The Bijou Lecture 2025

Join Australian Privacy Commissioner Carly Kind as she discusses how to make social media safer and the mass adoption of AI.

Australia attracted international headlines last year after becoming the first country in the world to pass legislation requiring social media platforms to take reasonable steps to prevent users under 16 from having an account on their platforms. 

The aim was to combat ongoing online safety concerns and protecting young Australians by minimising the risk of online harm. But is a social media ban the most efficient way of keeping children safe online?

In the ODPA’s 2025 Project Bijou lecture, Guernsey Data Protection Commissioner Brent Homan sits down with Australian Privacy Commissioner Carly Kind to tackle this and many other thorny privacy-related issues which are affecting people across the world. 

Highlights: 

Discussing the best strategy to make social media safer for young people:

(3:55) I certainly have expressed some hesitation about whether or not a ban is the right way to go about things while recognising the clear harms children face online. And I should say of course it's not really my place now that the social media minimum age assurance bill is now law to question it and my office will be regulating it but at the time when the bill was going through, some of the hesitation I had concerned the effectiveness and utility of restricting children from social media platforms noting the likelihood that they would be able to circumvent such restrictions but moreover from a privacy perspective, the risks that requiring age assurance across the social media platforms that are used by the vast majority of Australians on a daily basis would create further incursions into privacy was really at the forefront of my mind so now requirements to age assure all users will affect not only children but adults as well and I do think there are real risks that this will result in the collection and use of more information including of identity documents which we have already identified as a real area of vulnerability in the Australia ecosystem, the collection and retention of identity documents and their vulnerability to data breaches and misuse and loss.

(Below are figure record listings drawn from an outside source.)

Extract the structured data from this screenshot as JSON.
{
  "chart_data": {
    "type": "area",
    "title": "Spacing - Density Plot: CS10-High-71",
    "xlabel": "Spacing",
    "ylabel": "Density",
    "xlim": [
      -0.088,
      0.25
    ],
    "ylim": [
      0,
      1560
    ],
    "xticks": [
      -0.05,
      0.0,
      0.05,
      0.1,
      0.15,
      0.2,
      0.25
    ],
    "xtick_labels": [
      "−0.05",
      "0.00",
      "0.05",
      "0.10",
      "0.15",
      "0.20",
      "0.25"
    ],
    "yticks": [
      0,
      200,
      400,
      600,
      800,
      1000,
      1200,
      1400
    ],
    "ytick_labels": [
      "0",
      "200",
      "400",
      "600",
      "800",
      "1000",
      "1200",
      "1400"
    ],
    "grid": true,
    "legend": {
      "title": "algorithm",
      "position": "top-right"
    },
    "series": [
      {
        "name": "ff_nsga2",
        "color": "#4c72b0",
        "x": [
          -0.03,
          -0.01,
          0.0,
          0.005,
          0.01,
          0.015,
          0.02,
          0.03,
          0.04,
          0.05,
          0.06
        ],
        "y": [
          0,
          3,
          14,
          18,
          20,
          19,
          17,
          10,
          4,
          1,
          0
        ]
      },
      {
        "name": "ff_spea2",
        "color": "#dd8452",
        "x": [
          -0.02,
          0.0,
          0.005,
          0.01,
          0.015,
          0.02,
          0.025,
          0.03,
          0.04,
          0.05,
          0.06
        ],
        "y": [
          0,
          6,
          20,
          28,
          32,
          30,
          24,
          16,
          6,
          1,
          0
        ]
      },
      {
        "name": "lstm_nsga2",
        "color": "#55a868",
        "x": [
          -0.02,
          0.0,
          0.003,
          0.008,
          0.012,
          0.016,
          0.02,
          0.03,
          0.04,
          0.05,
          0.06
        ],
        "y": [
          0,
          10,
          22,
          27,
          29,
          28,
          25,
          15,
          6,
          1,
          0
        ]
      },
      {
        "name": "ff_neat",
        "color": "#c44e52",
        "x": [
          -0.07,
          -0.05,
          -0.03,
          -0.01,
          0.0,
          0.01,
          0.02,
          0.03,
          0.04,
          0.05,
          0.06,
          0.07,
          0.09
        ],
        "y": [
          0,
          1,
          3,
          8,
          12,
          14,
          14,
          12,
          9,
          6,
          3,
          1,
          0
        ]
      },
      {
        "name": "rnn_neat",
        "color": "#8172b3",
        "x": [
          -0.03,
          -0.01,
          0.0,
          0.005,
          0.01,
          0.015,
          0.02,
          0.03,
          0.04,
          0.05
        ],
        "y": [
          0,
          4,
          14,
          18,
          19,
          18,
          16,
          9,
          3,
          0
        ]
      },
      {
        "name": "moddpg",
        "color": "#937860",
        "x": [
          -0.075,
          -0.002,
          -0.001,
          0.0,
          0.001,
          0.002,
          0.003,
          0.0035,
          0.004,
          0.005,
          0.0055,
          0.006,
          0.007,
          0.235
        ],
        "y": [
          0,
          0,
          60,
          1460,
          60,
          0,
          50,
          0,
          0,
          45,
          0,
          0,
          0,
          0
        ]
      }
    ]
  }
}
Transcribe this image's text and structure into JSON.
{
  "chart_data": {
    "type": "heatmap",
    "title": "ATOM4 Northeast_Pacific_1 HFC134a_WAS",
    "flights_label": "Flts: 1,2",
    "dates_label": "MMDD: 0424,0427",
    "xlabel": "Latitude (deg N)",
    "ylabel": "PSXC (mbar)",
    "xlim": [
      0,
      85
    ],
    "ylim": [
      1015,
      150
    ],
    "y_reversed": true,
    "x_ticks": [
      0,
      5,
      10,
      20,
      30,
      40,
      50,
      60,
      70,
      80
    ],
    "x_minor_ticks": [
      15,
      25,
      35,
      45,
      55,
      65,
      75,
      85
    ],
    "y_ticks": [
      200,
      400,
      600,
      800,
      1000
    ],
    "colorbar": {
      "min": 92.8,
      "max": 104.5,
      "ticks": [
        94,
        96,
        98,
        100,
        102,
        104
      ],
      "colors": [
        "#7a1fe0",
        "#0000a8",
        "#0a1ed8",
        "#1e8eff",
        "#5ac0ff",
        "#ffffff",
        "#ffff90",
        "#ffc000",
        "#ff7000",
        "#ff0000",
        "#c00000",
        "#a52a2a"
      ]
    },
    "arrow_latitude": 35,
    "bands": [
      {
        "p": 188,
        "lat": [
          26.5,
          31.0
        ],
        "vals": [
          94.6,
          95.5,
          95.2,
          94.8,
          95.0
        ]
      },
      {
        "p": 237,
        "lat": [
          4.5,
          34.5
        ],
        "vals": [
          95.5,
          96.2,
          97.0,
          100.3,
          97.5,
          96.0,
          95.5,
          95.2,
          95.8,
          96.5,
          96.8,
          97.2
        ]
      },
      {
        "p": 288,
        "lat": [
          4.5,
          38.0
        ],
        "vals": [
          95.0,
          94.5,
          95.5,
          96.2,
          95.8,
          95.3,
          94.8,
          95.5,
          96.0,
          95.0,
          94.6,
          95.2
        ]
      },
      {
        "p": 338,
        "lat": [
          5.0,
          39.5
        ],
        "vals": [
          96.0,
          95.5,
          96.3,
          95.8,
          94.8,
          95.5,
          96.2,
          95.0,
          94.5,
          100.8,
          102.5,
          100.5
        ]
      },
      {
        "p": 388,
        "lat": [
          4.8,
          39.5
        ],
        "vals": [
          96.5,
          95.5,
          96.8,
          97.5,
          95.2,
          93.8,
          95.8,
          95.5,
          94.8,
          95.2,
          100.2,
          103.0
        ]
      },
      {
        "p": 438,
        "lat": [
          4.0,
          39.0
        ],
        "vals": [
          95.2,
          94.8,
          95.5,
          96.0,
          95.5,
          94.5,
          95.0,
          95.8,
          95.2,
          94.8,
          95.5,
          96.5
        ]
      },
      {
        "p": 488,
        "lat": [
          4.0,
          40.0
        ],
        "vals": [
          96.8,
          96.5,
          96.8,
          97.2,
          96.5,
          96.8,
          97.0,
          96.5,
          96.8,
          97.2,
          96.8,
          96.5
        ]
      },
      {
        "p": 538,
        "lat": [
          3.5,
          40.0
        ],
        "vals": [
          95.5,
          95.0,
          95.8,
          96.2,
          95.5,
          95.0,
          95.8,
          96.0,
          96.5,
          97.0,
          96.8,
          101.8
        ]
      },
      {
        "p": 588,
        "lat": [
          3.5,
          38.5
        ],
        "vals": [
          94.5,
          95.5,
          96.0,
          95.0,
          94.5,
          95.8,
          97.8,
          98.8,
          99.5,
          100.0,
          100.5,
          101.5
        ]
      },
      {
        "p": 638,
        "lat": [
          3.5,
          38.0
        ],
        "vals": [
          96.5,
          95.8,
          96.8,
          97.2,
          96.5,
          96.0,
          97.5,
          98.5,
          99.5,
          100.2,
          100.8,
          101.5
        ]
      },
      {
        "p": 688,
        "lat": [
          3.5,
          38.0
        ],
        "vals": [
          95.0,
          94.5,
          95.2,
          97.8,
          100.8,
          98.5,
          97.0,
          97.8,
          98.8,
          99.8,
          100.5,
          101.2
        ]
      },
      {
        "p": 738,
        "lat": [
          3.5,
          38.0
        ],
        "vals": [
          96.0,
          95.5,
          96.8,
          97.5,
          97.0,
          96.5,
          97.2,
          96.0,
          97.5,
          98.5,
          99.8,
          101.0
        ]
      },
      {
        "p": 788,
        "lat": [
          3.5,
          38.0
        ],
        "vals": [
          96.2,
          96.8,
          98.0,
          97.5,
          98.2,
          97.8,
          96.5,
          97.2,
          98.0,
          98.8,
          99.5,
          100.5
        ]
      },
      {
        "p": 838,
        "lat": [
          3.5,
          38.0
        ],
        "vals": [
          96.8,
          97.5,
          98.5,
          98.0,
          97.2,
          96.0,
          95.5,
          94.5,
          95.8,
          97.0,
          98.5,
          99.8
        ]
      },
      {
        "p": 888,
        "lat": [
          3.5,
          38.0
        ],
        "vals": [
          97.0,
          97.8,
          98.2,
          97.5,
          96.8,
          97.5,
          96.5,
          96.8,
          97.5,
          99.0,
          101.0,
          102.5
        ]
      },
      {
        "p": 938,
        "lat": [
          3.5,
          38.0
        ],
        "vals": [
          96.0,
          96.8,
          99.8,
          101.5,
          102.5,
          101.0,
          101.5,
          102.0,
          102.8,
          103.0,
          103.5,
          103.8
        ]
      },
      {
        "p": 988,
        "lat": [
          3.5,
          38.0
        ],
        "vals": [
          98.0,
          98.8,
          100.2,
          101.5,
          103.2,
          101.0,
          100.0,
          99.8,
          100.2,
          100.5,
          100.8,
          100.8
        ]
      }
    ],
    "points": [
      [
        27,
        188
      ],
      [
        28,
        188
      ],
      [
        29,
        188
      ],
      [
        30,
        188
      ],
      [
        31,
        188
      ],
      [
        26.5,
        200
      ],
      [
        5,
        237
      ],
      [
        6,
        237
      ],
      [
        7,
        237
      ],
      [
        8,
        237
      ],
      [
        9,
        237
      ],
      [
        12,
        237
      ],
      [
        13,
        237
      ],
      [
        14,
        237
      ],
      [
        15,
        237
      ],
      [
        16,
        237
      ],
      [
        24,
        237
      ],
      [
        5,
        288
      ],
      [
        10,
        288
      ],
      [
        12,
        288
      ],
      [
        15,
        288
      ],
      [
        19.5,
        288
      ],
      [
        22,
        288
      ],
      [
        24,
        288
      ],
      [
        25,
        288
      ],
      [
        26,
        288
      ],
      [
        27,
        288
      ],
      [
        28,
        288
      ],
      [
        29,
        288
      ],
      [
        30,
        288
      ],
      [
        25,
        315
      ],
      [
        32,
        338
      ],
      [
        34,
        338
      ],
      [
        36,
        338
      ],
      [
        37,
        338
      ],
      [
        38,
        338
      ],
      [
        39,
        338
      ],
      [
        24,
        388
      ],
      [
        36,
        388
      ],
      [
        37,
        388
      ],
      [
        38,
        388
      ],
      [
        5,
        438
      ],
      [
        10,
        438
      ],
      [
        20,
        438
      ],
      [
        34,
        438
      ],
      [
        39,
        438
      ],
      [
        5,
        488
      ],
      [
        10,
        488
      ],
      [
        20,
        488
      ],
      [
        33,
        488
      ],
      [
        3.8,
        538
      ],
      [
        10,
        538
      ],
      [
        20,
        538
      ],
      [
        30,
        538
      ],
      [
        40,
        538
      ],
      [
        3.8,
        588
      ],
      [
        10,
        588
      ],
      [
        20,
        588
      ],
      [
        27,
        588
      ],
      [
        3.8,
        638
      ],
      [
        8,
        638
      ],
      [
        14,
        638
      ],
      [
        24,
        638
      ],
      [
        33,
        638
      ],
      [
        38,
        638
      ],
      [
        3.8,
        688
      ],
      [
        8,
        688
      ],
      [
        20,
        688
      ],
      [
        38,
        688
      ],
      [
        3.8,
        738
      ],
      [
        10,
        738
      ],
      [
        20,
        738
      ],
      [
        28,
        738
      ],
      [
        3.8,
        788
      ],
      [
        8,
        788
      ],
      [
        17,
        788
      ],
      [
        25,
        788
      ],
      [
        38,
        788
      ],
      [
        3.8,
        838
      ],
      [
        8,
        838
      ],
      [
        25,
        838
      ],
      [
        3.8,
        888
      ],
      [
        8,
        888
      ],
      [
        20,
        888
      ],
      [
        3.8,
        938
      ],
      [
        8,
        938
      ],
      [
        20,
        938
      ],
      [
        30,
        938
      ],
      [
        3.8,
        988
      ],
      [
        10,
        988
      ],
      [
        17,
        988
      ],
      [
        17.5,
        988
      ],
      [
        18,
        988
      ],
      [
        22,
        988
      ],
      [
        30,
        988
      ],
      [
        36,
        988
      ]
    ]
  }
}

(5:43) We do need to do something to address the harms that children face online. My preferred way of going about that is trying to change the platforms themselves and to require them to reshape the way in which they deal with children, including not only through safety-centric measures that relate to content but also through the way they collect and use children's personal information including to deliver then both content and advertising and the more problematic underpinnings of the business model of social media platforms generally which is highly personal data dependent as we know. 

(10:25) There is a big role for us and for others including in civil society to play to educate children not only about these technical forms of privacy, like online privacy and how to use your privacy settings but actually about the whole fundamental values at the heart of those things, what is privacy, why is it important and why should you care about it?

Discussing social media platforms and regulation: 

(6:40) We should not forget that technologies are at the end of the day humans all the way down, they are made by humans, governed by human choices. There is nothing inevitable or preordained about social media or any other technology and that means it can change, it can change in the way that regulators and policy makers say it can change.

Discussing 'Big Tech' and privacy:

(14:22) The entire ecosystem of this online environment which is personal data driven because that is the business model which sustains these big entities is one which is grounded in surveillance and tracking and monitoring. We know from our research with communities and individuals that this feels creepy to people, it makes them feel they don't have control over their personal data, like they don't know who knows what about them and they can't claw back any control in that environment because everything is fair game no matter where they go and that they are not in an empowered position to say no to requests for their personal information because it results in a denial of services or products etc.

(17:52) One of the biggest risks i see is that Big Tech platforms are becoming big AI very clearly and AI is potentially the infrastructure that will order the future of our societies and at this stage we run the risk of these same harms and risks being baked into new AI products as well.

Discussing enforcement: 

(21:30) We are a small regulator and for me, the overriding principle is that the cheapest thing we can do is to get to compliance by education... The best way to ensure the best outcome for the most amount of people is through education and the provision of guidance. Enforcement action is costly, it's time intensive, it's rarely able to deliver an outcome within an approximate period to the harm so it's not an attractive route I don't think in and of itself for regulators. Where it becomes attractive is where it can achieve general deterrents for a sector or a set of practices or acts and send a very strong and loud message about the need to invest in compliance where other messages haven't yet broken through, or where there is real community or public interest in there being punitive action to achieve that really specific deterrent or remediation of a harm. Last year we struck a settlement with Meta with respect to the Cambridge Analytica event and that resulted in Meta establishing a compensation fund in the amount of 50 million dollars and I think that's a really important outcome because it's about delivering recourse back to the consumer, back to the individual...I think there's an important point of public interest and justice around that outcome.